Charity Intelligence Canada, an Ontario-based non-profit organization, released its report, Cancer in Canada, on April 26 to highlight four cancers it says need attention.
They listed pancreatic, stomach, lung and colorectal cancer as deadly cancers receiving little attention from charities – and hence, seeing little improvement in survivor rates.
On the other hand, the study cites breast cancer as a success story, as breast cancer’s five-year survival rate has now topped 89 per cent due to the increased focus on screening and prevention.
For Andrea Steed, organizer of Fort Smith’s Relay for Life, the success of breast cancer screening and prevention shows how important it is to continue fundraising and promotion efforts surrounding cancer.
“Cancer is a scary subject that no one likes to talk about or hear about,” Steed said. “Relay celebrates survivors and not only raises money but awareness on the different types of cancer. We have to hit this disease from every angle if we are going to succeed. The more money raised the more types of cancer research can be funded.”
Fort Smith has been one of the most successful communities in Canada at fundraising for the Canadian Cancer Society, with this year’s relay expected to push the community over the half-million dollar mark for four events.
The Cancer Society’s mandate states that it funds a “broad range of research on all types of cancer.”
Thirty-four per cent of the money raised by the society goes to research. Another 23 per cent of the money goes to support people with cancer, including money for transportation to get to treatment and peer support programs.
Nine per cent of the money raised goes to prevention, and ten per cent to advocacy, both areas that the Charity Intelligence study found were beneficial in efforts to improve breast cancer survival rates.
“Approximately 50 per cent of all cancers can be prevented through healthy living and policies that protect the public,” the Canadian Cancer Society states on its website.

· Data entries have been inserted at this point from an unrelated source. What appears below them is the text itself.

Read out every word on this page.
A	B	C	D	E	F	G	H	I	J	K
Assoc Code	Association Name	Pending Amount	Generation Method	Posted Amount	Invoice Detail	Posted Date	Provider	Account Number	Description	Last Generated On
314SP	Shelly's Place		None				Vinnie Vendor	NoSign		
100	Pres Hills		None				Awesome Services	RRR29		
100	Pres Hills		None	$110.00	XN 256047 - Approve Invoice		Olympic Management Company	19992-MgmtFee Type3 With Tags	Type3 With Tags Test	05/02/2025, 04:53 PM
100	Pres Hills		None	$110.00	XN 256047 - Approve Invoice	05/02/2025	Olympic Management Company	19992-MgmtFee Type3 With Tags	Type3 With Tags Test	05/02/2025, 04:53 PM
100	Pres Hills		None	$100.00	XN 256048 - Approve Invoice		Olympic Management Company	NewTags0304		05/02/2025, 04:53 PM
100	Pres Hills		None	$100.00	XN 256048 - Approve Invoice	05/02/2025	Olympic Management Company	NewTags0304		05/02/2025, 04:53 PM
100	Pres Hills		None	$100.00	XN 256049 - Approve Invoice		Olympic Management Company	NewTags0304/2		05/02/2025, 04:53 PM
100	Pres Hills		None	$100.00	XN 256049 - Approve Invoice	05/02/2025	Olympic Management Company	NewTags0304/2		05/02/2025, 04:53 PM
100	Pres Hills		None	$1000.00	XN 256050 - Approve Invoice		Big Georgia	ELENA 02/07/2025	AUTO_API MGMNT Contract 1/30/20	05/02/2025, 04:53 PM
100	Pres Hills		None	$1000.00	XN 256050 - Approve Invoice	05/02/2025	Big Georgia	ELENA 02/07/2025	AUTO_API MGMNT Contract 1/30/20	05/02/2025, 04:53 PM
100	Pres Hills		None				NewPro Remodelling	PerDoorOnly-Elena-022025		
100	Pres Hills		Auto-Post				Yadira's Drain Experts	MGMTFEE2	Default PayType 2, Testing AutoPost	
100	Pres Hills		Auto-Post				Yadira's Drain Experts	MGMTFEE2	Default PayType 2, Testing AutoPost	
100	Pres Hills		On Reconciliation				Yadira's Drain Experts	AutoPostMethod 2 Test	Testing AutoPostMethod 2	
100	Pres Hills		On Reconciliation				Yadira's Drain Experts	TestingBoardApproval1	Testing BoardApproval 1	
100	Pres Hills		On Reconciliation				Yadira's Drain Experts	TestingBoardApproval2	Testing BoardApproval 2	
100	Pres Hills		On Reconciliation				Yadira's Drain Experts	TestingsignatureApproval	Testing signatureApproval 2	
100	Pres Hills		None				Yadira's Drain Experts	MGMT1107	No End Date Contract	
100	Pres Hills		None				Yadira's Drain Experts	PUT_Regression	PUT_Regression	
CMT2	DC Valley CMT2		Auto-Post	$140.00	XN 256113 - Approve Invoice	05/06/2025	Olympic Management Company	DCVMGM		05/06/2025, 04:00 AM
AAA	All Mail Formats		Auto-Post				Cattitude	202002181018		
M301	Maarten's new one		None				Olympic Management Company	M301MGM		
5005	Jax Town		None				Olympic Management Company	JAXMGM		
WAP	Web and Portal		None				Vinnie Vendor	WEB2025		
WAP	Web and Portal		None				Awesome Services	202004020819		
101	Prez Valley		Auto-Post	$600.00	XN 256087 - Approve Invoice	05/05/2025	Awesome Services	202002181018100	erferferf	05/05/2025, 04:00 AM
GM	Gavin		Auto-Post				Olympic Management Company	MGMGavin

Steed noted that Fort Smith’s cost of raising money – it takes 12 cents to raise one dollar in Fort Smith – is the lowest in western Canada, meaning that more of the money raised in the community goes directly to the Cancer Society.
Efforts for this year’s Relay for Life in Fort Smith are well underway. The event happens on June 11 at Queen Elizabeth campground, where participants will walk for 12 hours overnight to show support for cancer survivors and honour those who have died from cancer.
The last time Fort Smith held a Relay for Life event, 23 teams raised $157,000 for the Canadian Cancer Society.